Want more savory breakfast recipes?
- Maple Apple Breakfast Chops
- Cheesy Hash Brown Casserole
- Ham and Swiss Buttermilk Biscuits
- Buttermilk Biscuits and Sausage Gravy
- Foolproof Poached Eggs (No Boil Method)
Fluffiest Scrambled Eggs
- 4 large eggs
- 2 large egg yolks optional
- 4 tbs (60 g) heavy cream
- 2 tbs (29 g) cream cheese spooned into tiny bits
- 1 tbs (14 g) unsalted butter optional
- Place eggs, egg yolks (if using), heavy cream, and cream cheese (in bits) in a medium bowl Allow to sit for 15-20 minutes to come to room temperature.
- Whisk eggs, cream, and cream cheese vigorously. The cream cheese will not completely break down into the eggs. This is fine as it will melt into the eggs.
- Heat a nonstick skillet over medium heat. Add butter to hot skillet, if using. Pour eggs into hot skillet.
- Using a rubber or silicone spatula begin sweeping the sides and bottom of the pan. Cooked egg will be gathered up, allowing uncooked egg to drop to the bottom of the pan. If you feel that it is happening too quickly, or if you see any browning developing on the eggs, move the pan off of the heat and continue stirring.

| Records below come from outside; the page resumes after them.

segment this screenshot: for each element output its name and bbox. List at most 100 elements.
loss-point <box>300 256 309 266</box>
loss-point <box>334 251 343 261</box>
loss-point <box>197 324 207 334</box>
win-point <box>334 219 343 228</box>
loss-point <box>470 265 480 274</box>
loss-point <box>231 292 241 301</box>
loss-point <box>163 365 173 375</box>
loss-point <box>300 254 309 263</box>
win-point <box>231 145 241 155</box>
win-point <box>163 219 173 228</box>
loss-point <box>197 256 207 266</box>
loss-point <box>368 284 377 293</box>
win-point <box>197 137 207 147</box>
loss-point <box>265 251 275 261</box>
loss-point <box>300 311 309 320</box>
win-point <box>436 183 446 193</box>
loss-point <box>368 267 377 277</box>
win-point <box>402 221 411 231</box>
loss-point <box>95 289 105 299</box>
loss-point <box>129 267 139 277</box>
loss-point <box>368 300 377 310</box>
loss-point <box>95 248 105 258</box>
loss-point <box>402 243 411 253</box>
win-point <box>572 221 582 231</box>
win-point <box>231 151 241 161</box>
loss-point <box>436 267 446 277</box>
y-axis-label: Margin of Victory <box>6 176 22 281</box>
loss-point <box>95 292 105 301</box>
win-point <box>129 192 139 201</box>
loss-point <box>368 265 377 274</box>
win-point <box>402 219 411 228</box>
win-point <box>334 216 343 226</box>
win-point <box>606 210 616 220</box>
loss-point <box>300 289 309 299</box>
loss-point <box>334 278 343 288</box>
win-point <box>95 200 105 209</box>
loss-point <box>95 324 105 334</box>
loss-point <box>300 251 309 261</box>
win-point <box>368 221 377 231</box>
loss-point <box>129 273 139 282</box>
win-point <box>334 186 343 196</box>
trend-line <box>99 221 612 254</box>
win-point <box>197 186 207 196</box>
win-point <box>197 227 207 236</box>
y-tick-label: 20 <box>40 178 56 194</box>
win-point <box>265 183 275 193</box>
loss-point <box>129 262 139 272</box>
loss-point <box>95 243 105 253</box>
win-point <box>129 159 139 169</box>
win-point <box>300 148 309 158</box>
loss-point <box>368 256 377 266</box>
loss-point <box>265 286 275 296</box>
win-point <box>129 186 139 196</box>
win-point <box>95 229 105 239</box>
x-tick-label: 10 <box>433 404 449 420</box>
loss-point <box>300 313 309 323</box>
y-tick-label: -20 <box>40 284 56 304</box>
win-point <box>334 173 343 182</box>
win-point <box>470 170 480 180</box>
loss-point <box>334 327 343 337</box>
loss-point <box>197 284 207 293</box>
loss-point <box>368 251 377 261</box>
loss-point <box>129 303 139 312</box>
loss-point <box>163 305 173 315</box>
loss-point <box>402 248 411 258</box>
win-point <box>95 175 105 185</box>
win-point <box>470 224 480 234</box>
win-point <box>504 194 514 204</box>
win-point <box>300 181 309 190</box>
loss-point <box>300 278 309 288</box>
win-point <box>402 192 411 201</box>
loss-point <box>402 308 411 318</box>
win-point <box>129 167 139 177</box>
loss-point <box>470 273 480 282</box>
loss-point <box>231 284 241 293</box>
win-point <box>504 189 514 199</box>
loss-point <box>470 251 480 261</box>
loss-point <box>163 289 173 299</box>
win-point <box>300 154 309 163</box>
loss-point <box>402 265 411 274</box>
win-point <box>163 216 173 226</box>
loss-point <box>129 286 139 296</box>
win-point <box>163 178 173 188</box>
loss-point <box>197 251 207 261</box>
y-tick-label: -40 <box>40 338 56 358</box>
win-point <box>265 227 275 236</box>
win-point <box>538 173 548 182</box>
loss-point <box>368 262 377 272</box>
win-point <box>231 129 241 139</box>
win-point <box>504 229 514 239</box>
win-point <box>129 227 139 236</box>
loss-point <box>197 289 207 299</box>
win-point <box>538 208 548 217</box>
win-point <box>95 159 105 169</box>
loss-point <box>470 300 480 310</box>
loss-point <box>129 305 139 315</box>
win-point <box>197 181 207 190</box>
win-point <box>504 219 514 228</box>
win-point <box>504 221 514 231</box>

- Continue to gently move the egg mixture as it begins to form curds, until there is no liquid egg mixture left. Remove from the heat and pour eggs immediately into a bowl to stop the cooking. Garnish with chopped chives or other soft herbs, if desired. Serve warm.
The nutritional and caloric information shown is an estimate provided by an online nutrition calculator. It does not assert or suggest that readers should or should not count calories, and should not be considered a substitute for a professional nutritionist’s or doctor’s counseling.